Access to comprehensive sexual and reproductive health care improves quality of life for all people, yet cisgender and transgender women and girls alike around the world face myriad challenges when it comes to getting this necessary care.
Contraception, protection from sexually transmitted infections, maternity care, safe abortion care, counseling, and self-care tools empower women to have active and positive sexual lives, free from physical or psychological suffering. But stigma and fears among communities at large, friends and families, and even women themselves can cast a negative light creating barriers to women’s well-being.
Unmarried women, teen girls, sex workers, women who are part of the LGBTQI+ community or those already living with a stigmatized condition can be especially excluded from information, care, and support.
In recent years, Doctors Without Borders/Médecins Sans Frontières (MSF) has tackled these challenges in a variety of ways. Projects in Greece, Honduras, and Zimbabwe have shown that strengthening a woman’s agency and offering community support can enable positive engagement with women’s sexual and reproductive health needs in ways that reverberate throughout the social fabric.
In each of these countries, women, girls, men, parents, and neighbors have compelling stories to share as they participate in and drive this change.

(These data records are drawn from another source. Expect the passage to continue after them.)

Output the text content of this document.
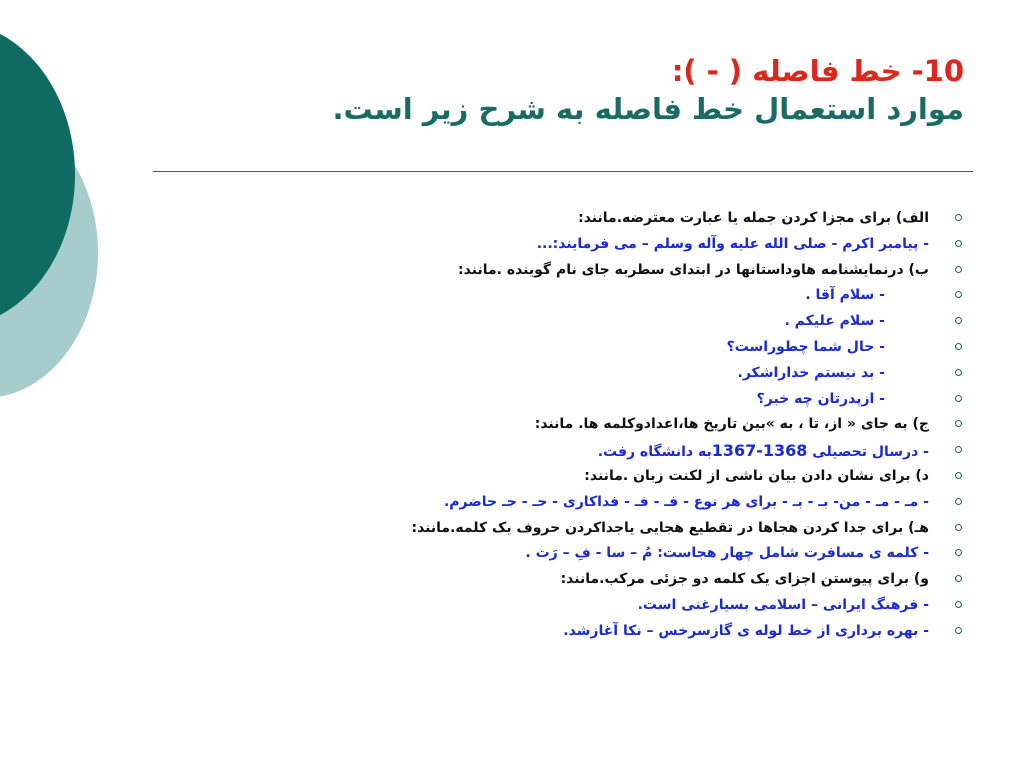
10- خط فاصله ( - ):
موارد استعمال خط فاصله به شرح زیر است.
الف) برای مجزا کردن جمله یا عبارت معترضه.مانند:
- پیامبر اکرم - صلی الله علیه وآله وسلم – می فرمایند:...
ب) درنمایشنامه هاوداستانها در ابتدای سطربه جای نام گوینده .مانند:
- سلام آقا .
- سلام علیکم .
- حال شما چطوراست؟
- بد نیستم خداراشکر.
- ازپدرتان چه خبر؟
ج) به جای « از، تا ، به »بین تاریخ ها،اعدادوکلمه ها. مانند:
- درسال تحصیلی 1368-1367به دانشگاه رفت.
د) برای نشان دادن بیان ناشی از لکنت زبان .مانند:
- مـ - مـ - من- بـ - بـ - برای هر نوع - فـ - فـ - فداکاری - حـ - حـ حاضرم.
هـ) برای جدا کردن هجاها در تقطیع هجایی یاجداکردن حروف یک کلمه.مانند:
- کلمه ی مسافرت شامل چهار هجاست: مُ – سا - فِ – رَت .
و) برای پیوستن اجزای یک کلمه دو جزئی مرکب.مانند:
- فرهنگ ایرانی – اسلامی بسیارغنی است.
- بهره برداری از خط لوله ی گازسرخس – نکا آغازشد.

Supporting transgender women seeking asylum
Persecution and discrimination continue to force people to seek asylum far from home, as is the case for a small community of transgender women who have, over time, fled Cuba via Russia for the safety of Greece. Although the women are safer now, they still struggle to access health care in their new locations.
“Most of the trans people who came here do not have any medication,” said Yuli, an advocate for her community. “They experience sexually transmitted diseases—that is life. But it is very difficult to find the medical support.”